Often this spatial smearing effect is ignored, but it can be shown that (supposedly) adjacent 10 second records acquired using vessel sailing lines in opposite directions may contain seismic data associated with receiver points separated by up to 50 meters in the sailing line direction! Attempts have been made to correct for this receiver motion effect, such as through the use of the method described in our U.S. Pat. No. 5,050,129 (Schultz), issued Sep. 17, 1991 and entitled “Marine Seismic Data Conditioning”. As noted in this reference, the acquired seismic data can be transformed from a moving co-ordinate system to the fixed co-ordinate system of the earth by applying a time-variant spatial filter to the data.

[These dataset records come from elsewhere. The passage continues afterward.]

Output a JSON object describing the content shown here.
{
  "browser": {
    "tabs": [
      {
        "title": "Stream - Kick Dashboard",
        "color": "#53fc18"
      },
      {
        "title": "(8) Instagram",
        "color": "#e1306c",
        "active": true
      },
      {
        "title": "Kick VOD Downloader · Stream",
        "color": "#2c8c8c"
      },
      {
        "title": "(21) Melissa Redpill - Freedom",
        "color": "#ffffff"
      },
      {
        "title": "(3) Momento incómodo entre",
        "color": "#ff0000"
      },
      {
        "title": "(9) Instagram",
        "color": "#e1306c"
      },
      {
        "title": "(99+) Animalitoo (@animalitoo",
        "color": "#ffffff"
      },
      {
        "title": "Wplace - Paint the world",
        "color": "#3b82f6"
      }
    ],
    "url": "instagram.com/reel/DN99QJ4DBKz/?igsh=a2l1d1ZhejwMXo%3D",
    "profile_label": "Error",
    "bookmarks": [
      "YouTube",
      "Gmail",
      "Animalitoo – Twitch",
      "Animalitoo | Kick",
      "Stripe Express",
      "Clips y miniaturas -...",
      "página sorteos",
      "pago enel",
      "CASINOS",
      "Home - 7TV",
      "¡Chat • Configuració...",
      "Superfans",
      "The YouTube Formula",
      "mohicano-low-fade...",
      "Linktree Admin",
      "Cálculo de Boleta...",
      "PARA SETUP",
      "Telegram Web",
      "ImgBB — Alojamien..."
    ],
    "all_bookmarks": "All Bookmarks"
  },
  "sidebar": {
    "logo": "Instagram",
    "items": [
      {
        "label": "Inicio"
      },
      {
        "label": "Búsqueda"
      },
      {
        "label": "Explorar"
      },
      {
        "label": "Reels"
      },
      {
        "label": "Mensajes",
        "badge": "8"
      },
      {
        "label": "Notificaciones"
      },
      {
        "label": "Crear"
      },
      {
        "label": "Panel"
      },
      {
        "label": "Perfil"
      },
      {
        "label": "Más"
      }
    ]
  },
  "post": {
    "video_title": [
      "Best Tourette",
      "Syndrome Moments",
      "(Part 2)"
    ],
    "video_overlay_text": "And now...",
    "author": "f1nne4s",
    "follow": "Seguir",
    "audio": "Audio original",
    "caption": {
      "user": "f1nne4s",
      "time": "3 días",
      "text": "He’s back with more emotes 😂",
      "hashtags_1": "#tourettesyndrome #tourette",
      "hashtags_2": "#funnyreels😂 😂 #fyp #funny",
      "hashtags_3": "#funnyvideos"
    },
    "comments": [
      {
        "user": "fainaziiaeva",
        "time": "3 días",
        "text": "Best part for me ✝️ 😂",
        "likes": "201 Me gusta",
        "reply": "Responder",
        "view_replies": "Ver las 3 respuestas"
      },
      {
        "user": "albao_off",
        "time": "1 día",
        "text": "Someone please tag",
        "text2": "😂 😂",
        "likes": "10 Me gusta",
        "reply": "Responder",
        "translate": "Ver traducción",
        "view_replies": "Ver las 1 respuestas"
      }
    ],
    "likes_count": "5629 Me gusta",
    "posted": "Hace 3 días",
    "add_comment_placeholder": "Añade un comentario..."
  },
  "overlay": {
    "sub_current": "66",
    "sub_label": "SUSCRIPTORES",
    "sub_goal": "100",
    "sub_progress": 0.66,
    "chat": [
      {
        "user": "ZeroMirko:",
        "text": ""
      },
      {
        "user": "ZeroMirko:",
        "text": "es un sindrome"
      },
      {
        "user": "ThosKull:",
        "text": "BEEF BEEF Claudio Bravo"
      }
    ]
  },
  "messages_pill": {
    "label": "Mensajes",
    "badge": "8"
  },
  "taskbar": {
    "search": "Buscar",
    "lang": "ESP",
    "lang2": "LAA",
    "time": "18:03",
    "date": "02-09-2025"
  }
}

Prior art streamer motion correction methods have suffered from various problems, however. First, as noted in Schultz, spatial aliasing can occur if the spatial sampling frequency is too coarse. If a seismic streamer acquires seismic data with relatively large absolute wavenumbers (larger than 1/25 m, for example) at a 12.5 m spatial sample interval (not frequency, which =1/12.5), then this data will be aliased and applying a time-variant spatial filter to motion correct the data will smear these signals. This problem will be substantially worse if the seismic data has a 25-meter spatial sampling frequency. Water multiples at far offsets may show apparent velocities of between 1500 and 3000 meters/second and the high frequency portions of this signal (between 60-120 Hz) may, for instance, show this aliasing problem. Second, it can be shown that a two-point linear interpolation method, such as described in Schultz, fails to properly reduce the level of signal error in the passband frequencies caused by the receiver motion effect Third, these methods rely on proper attenuation of motion-independent ambient noise (such as swell noise and bulge-waves) by the sensor groups. If this noise is insufficiently attenuated, or happens to be very strong, it will be smeared along the streamer, contaminating the seismic signal ever further.
While effective noise attenuation and receiver motion correction are both desirable, the functional interaction between these processes must be carefully considered. If the seismic data is receiver motion corrected prior to being noise attenuated, the apparent source of the noise will be smeared and the noise attenuation method may be significantly less effective. If the noise attenuation method produces output data with a relatively large spatial sampling interval, receiver motion correcting the noise attenuated data may cause aliasing.
It is therefore an object of the present invention to provide an improved method for acquiring and processing seismic data.
An advantage of the present invention is that the digitized seismic data may be both effectively noise attenuated and transformed to a stationary receiver point coordinate system (i.e. receiver motion corrected).